Writing about Vietnam in the foreword to David Halberstam’s book “The Best and the Brightest,” Senator John McCain said:
“It was a shameful thing to ask men to suffer and die, to persevere through god-awful afflictions and heartache, to endure the dehumanizing experiences that are unavoidable in combat, for a cause that the country wouldn’t support over time and that our leaders so wrongly believed could be achieved at a smaller cost than our enemy was prepared to make us pay.”
That point is no less relevant now. The administration is not willing to commit to an all-out effort to defeat the insurgents in Iraq, and is equally unwilling to reverse course and bring the troops home. Most Americans are abandoning the idea that the war can be “won.” Polls are showing that they’re tired of the conflict and its relentlessly mounting toll. It’s hard to imagine that the population at large will be willing to sacrifice thousands of additional American lives over several more years in pursuit of goals that remain as murky as ever.
Ask a thousand different suits in Washington why we’re in Iraq and you’ll get a thousand different answers. Ask how we plan to win the war, and you’ll get a blank stare.
Administration types and high-ranking members of the military have recently been teasing the media and the public with comments that are designed to give the impression that substantial numbers of American troops could be brought home next year.
Not only are these comments hedged with every imaginable caveat – if the transition to a permanent government goes smoothly, and if the Iraqis prove capable of providing their own security – but they are coming at a time when the U.S. is planning to increase American troop strength in Iraq in anticipation of elections scheduled for December.
I wouldn’t schedule any homecoming rallies just yet, not with Defense Secretary Donald Rumsfeld warning that the current horrific violence may well escalate as the elections approach. And no one believes that the Iraqi security forces will be up to the task of securing the country any time soon.
When asked on Tuesday about a possible exit strategy for American troops, Mr. Rumsfeld told reporters it depended on many “variables,” including:
“What are the Iranians doing? Are they going to be helpful or unhelpful? And if they’re increasingly unhelpful, then obviously the conditions on the ground are less advantageous. Same thing with the Syrians.”

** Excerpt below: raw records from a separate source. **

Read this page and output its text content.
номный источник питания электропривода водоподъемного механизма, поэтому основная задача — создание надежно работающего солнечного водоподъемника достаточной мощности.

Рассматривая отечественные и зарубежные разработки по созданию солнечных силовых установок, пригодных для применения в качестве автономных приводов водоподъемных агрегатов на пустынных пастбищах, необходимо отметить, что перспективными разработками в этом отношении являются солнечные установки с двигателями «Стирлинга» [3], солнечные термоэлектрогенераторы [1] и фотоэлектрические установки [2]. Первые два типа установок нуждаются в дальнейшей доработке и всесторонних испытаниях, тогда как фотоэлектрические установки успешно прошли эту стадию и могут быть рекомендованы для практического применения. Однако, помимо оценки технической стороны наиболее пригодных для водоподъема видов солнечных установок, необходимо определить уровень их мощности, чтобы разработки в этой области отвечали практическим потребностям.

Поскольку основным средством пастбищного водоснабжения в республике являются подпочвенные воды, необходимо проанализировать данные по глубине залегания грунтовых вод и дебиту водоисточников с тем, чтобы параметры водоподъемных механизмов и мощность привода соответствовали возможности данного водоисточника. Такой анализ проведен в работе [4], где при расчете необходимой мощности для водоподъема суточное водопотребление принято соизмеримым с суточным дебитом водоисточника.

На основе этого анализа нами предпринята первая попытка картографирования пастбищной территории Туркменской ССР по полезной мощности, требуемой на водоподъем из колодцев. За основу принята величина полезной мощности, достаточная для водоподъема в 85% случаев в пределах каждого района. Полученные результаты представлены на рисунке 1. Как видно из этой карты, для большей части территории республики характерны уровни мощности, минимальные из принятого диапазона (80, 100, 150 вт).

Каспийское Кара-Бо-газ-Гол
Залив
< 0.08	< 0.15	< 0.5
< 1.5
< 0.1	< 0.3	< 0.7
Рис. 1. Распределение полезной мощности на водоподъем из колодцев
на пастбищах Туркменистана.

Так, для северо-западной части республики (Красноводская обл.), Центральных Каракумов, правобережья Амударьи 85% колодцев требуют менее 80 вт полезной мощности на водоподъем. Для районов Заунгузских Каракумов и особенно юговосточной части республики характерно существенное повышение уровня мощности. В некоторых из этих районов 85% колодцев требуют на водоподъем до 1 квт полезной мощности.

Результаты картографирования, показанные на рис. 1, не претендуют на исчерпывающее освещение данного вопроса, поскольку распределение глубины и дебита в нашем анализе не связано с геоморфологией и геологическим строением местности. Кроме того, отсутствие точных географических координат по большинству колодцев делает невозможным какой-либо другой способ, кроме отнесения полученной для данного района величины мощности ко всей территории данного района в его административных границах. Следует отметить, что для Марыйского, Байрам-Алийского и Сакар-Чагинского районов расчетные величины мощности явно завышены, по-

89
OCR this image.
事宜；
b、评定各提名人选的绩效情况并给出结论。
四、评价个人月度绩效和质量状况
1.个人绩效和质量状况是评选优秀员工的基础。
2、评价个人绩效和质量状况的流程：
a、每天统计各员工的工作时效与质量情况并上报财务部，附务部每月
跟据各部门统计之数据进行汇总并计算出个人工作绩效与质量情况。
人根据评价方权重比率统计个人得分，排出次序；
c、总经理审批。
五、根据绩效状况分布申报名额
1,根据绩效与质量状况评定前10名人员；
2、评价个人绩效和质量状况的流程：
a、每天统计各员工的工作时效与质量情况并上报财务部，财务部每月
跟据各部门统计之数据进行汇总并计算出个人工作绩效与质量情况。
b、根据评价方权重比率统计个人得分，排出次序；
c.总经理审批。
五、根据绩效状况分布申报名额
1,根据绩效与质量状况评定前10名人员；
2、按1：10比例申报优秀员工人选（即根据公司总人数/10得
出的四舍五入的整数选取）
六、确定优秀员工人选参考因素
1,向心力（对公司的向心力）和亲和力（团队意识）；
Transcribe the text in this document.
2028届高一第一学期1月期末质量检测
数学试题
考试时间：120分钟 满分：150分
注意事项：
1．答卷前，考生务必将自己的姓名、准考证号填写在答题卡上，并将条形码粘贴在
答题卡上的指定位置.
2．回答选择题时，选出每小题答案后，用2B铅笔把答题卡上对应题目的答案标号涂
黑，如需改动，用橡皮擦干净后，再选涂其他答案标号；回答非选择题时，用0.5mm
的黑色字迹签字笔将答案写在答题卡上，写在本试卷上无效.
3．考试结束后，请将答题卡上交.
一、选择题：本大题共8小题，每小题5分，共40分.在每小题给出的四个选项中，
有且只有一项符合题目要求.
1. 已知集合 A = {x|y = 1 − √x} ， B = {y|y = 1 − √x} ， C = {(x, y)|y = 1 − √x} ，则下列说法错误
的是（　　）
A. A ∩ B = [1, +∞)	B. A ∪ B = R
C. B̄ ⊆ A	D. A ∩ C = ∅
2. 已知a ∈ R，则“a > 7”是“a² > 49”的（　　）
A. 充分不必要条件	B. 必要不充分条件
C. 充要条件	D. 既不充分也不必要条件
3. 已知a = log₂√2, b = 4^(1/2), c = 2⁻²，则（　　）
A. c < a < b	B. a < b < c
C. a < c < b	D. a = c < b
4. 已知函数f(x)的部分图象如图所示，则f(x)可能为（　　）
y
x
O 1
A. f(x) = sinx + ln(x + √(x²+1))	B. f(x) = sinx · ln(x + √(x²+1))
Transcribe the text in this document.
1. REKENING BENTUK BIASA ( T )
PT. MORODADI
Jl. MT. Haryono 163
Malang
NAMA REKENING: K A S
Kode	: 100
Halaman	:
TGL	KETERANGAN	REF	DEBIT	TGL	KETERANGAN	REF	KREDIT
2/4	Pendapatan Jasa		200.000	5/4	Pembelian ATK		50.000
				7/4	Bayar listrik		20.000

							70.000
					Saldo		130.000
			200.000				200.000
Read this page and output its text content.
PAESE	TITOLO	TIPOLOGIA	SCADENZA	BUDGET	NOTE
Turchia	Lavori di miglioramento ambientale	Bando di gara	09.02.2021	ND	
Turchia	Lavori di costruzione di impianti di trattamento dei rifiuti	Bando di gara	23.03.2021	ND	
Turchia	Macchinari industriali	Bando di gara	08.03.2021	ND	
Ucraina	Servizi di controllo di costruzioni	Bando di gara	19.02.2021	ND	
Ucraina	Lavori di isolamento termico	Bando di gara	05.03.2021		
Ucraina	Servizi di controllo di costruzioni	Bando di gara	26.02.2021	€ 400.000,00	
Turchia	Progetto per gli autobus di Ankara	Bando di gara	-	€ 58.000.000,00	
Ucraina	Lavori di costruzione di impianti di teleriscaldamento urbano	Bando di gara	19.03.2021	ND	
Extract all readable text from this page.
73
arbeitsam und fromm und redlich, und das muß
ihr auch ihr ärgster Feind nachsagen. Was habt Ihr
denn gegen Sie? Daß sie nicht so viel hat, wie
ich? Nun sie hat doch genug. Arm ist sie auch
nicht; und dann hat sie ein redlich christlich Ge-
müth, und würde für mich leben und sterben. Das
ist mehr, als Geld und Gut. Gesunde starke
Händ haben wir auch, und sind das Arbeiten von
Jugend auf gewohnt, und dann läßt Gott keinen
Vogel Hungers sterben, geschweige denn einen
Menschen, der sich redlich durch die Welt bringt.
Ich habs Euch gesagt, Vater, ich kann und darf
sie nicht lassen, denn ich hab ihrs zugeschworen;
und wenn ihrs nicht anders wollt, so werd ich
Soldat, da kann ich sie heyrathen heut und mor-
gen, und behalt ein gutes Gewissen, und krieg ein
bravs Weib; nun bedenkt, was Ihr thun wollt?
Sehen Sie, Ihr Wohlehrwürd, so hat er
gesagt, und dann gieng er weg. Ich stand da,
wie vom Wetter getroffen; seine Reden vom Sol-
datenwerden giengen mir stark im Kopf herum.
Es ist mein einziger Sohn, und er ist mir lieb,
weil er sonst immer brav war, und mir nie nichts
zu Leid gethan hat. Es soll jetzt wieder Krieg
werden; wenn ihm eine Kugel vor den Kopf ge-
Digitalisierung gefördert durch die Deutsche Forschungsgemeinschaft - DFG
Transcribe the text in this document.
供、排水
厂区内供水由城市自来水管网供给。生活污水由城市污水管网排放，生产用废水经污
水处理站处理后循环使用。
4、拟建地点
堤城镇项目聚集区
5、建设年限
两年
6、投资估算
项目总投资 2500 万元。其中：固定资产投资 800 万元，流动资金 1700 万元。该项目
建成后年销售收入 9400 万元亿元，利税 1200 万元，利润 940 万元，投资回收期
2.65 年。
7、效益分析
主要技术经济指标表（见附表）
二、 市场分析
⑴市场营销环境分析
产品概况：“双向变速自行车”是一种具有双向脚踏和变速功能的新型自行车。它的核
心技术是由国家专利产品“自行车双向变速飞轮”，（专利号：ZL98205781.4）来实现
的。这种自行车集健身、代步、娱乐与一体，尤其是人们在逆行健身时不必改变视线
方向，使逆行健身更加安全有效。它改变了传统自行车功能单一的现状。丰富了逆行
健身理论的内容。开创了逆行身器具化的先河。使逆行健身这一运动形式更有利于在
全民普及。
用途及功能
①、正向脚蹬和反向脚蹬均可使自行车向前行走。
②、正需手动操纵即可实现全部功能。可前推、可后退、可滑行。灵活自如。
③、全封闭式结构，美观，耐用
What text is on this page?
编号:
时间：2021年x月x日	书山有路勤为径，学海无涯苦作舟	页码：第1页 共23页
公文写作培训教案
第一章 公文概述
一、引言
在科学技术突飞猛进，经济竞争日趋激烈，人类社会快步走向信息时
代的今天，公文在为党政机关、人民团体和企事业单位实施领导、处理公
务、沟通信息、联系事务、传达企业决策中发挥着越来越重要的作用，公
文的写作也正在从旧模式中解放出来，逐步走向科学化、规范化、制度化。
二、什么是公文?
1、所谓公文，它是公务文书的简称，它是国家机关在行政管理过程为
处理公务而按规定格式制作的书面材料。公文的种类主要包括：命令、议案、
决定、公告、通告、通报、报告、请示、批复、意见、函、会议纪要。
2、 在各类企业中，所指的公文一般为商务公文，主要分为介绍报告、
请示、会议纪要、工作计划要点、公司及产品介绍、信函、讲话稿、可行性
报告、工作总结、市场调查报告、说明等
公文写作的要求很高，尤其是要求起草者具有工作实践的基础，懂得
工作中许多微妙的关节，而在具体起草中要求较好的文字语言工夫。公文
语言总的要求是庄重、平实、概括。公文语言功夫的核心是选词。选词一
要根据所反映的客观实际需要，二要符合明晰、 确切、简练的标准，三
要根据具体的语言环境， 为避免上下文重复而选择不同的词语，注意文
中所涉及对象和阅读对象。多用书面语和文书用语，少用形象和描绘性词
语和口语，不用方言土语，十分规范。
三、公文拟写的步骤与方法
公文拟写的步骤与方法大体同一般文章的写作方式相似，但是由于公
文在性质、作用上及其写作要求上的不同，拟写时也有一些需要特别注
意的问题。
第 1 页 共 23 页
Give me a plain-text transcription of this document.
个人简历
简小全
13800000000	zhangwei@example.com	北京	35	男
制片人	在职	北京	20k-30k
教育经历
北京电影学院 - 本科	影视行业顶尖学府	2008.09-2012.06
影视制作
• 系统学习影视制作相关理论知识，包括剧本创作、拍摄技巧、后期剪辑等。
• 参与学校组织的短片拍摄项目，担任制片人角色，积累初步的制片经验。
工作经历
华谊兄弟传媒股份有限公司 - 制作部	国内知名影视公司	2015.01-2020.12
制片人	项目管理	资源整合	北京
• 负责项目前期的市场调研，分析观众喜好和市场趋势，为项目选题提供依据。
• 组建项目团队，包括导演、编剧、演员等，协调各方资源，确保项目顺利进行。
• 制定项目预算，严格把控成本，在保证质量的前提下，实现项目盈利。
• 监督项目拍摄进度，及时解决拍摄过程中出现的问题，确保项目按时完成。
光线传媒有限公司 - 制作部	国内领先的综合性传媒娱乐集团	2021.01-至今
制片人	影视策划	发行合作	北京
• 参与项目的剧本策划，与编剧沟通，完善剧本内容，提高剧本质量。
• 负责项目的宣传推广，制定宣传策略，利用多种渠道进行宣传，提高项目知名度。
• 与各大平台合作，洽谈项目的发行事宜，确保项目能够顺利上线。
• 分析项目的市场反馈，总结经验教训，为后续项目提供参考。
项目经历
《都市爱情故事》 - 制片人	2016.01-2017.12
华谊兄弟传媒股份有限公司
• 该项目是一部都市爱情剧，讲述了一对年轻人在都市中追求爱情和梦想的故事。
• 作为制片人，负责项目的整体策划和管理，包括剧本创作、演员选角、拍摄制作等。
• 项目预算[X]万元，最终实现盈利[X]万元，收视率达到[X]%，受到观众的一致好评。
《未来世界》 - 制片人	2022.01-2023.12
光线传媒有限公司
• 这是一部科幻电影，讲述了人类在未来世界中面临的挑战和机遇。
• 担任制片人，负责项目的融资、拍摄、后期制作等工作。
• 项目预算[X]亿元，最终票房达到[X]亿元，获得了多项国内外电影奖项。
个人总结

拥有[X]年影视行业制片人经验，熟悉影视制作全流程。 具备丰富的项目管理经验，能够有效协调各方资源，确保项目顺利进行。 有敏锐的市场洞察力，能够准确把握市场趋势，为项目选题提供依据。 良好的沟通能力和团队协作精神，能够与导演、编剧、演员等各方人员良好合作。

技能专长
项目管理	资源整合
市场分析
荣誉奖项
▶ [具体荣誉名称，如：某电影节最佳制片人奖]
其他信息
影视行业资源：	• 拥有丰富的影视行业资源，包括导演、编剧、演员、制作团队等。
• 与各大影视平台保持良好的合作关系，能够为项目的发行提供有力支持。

When Lyndon Johnson sent American troops into the flaming disaster of Vietnam he had no real strategy, no plan for winning the war. The idea, more or less, was that our boys, tougher and much better equipped, would beat their boys. Case closed. Fifty-eight thousand American troops succumbed to this schoolyard fantasy.
George W. Bush has no strategy, no real plan, for winning the war in Iraq. So we’re stuck in a murderous quagmire without even the suggestion of an end in sight.
The administration has never been straight with the public about the war, and there’s no reason to believe it will start being honest now. There is a desperate need for a serious national conversation about alternatives to the Bush approach in Iraq, which is tantamount to a permanent American military presence in that country.
The president, ensconced in a long vacation, exemplifies the vacuum of leadership on this crucial issue, which demands nothing less than the sustained attention of the wisest men and women the U.S. has to offer. They could be politicians, academics, civic or religious leaders, corporate executives – whoever. The longer they remain on the sidelines, the longer the carnage in Iraq will continue.